Get The OK From Your GP
It is critically important before returning to exercise to get the OK from your doctor – and to follow their advice. You may need a course of physiotherapy depending on the nature of your injury, or need more rest to recover fully. Alternatively, if your initial injury was due to bad advice from a doctor – which has been known to happen in the past – talk to a medical malpractice lawyer for a free consultation. This will not only ensure you get some compensation for the mistreatment but also that this will not happen to another unsuspecting individual. It’s important to seek out medical advice from a professional you trust, and ensure you are not returning to the game too quickly, leaving yourself open to further injury.
Start Small And Work Up
When you’ve been given the go-ahead to get back into exercise, it’s important to re-evaluate and adapt your routine to accommodate the fact that you’ve been out of the game for a while. It is better to set your targets low and be able to build on them, than to push yourself to do more than you can handle and feel disheartened when you are unable to do it – or cause yourself further injury, resulting in you having to take even more time out. Having a natural progression from light exercise and increasing the intensity every few weeks will ensure you build back up the muscle foundation you once had in order to start progressing again.
The shock of exercising after a long time out will mean your body takes longer to recover. It’s important to give yourself enough time to fully recuperate as you are getting back into it, otherwise, you could potentially have a reoccurring injury. Starting off with once a week and then slowly building up to your regular amount over the first couple of months will ensure you are giving your body enough time to get used to the volume of exercise again. Think about it – when you last started out however many years ago – you would have taken the time to build up your stamina and work capacity rather than throwing yourself right into a routine that was way beyond what you were capable of. After an injury, it’s like starting from scratch with the added frustration of knowing what you used to capable of, however you do also have the knowledge to be able to get back there again.

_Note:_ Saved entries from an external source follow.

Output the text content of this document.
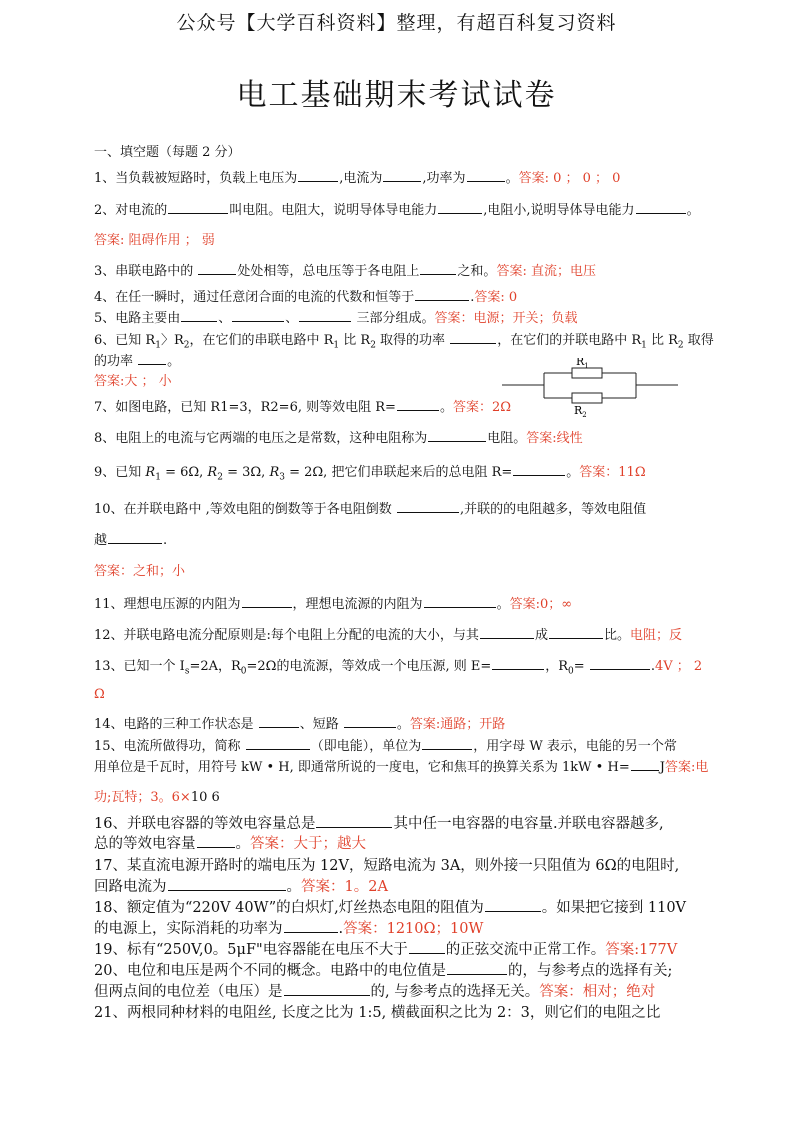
公众号【大学百科资料】整理，有超百科复习资料
电工基础期末考试试卷
一、填空题（每题 2 分）
1、当负载被短路时，负载上电压为	,电流为	,功率为	。答案: 0 ； 0 ； 0
2、对电流的	叫电阻。电阻大，说明导体导电能力	,电阻小,说明导体导电能力	。
答案: 阻碍作用 ； 弱
3、串联电路中的	处处相等，总电压等于各电阻上	之和。答案: 直流；电压
4、在任一瞬时，通过任意闭合面的电流的代数和恒等于	.答案: 0
5、电路主要由	、	、	三部分组成。答案：电源；开关；负载
6、已知 $R_1$〉$R_2$，在它们的串联电路中 $R_1$ 比 $R_2$ 取得的功率	，在它们的并联电路中 $R_1$ 比 $R_2$ 取得
的功率 。
答案:大 ； 小
$R_1$
$R_2$
7、如图电路，已知 R1=3，R2=6, 则等效电阻 R=	。答案：2Ω
8、电阻上的电流与它两端的电压之是常数，这种电阻称为	电阻。答案:线性
9、已知 $R_1 = 6\Omega$, $R_2 = 3\Omega$, $R_3 = 2\Omega$, 把它们串联起来后的总电阻 R=	。答案：11Ω
10、在并联电路中 ,等效电阻的倒数等于各电阻倒数	,并联的的电阻越多，等效电阻值
越	.
答案：之和；小
11、理想电压源的内阻为	，理想电流源的内阻为	。答案:0；∞
12、并联电路电流分配原则是:每个电阻上分配的电流的大小，与其	成	比。电阻；反
13、已知一个 $I_s=2A$，$R_0=2\Omega$的电流源，等效成一个电压源, 则 E=	，$R_0=$	.4V ； 2
Ω
14、电路的三种工作状态是	、短路	。答案:通路；开路
15、电流所做得功，简称	（即电能），单位为	，用字母 W 表示，电能的另一个常
用单位是千瓦时，用符号 kW • H, 即通常所说的一度电，它和焦耳的换算关系为 1kW • H= J答案:电
功;瓦特；3。6×10 6
16、并联电容器的等效电容量总是	其中任一电容器的电容量.并联电容器越多,
总的等效电容量	。答案：大于；越大
17、某直流电源开路时的端电压为 12V，短路电流为 3A，则外接一只阻值为 6Ω的电阻时,
回路电流为	。答案：1。2A
18、额定值为“220V 40W”的白炽灯,灯丝热态电阻的阻值为	。如果把它接到 110V
的电源上，实际消耗的功率为	.答案：1210Ω；10W
19、标有“250V,0。5μF"电容器能在电压不大于	的正弦交流中正常工作。答案:177V
20、电位和电压是两个不同的概念。电路中的电位值是	的，与参考点的选择有关;
但两点间的电位差（电压）是	的, 与参考点的选择无关。答案：相对；绝对
21、两根同种材料的电阻丝, 长度之比为 1:5, 横截面积之比为 2：3，则它们的电阻之比
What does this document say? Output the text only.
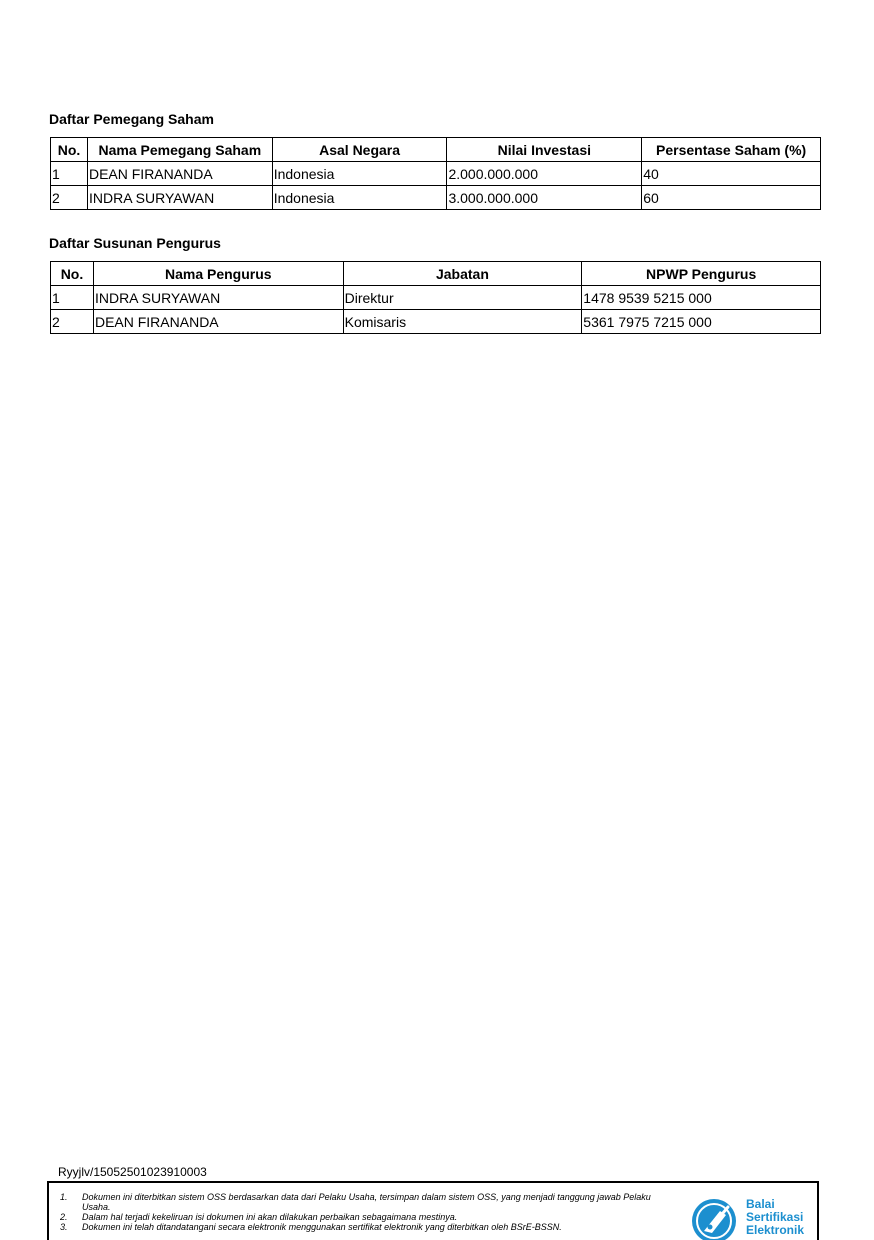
Daftar Pemegang Saham
No.	Nama Pemegang Saham	Asal Negara	Nilai Investasi	Persentase Saham (%)
1	DEAN FIRANANDA	Indonesia	2.000.000.000	40
2	INDRA SURYAWAN	Indonesia	3.000.000.000	60
Daftar Susunan Pengurus
No.	Nama Pengurus	Jabatan	NPWP Pengurus
1	INDRA SURYAWAN	Direktur	1478 9539 5215 000
2	DEAN FIRANANDA	Komisaris	5361 7975 7215 000
Ryyjlv/15052501023910003
1.	Dokumen ini diterbitkan sistem OSS berdasarkan data dari Pelaku Usaha, tersimpan dalam sistem OSS, yang menjadi tanggung jawab Pelaku Usaha.
2.	Dalam hal terjadi kekeliruan isi dokumen ini akan dilakukan perbaikan sebagaimana mestinya.
3.	Dokumen ini telah ditandatangani secara elektronik menggunakan sertifikat elektronik yang diterbitkan oleh BSrE-BSSN.
Balai
Sertifikasi
Elektronik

Remember The Three Thirds Of Progress
It’s important when striving to be back at the level you were before your injury, to remember the three thirds of progress: diet, workout and rest. It can be easy to just throw yourself full pelt into the exercise without remembering the other two thirds. Rest we have covered in the last point – but it’s also good to remember that an adequate sleep routine falls underneath this heading too. Getting at least eight hours a night, and being asleep as long before midnight as possible, will be really beneficial to your recovery. Getting to sleep before midnight is optimal as it allows your body to have a full cycle of a deep sleep to naturally waking up. Diet is also a big part of recovery, and you should be making sure you are covering all five food groups: lean meats and poultry, dairy or alternatives, fruit, veg, and grains or cereals. This will enable you to have a well-balanced diet and make sure you’re getting enough of your macronutrients (carbs, protein, fat, and vitamins/minerals) that will aid your recovery, and day to day living. Around 60% of your daily calories should be carbohydrates, 20% should be protein, and 20% fat, to give you a well-rounded diet. They will be the fuel for the ‘exercise’ third of your progress.
Hopefully, this has given you some food for thought about returning to exercise after an injury – be sure to take all the proper precautions to ensure it is a successful and progressive return.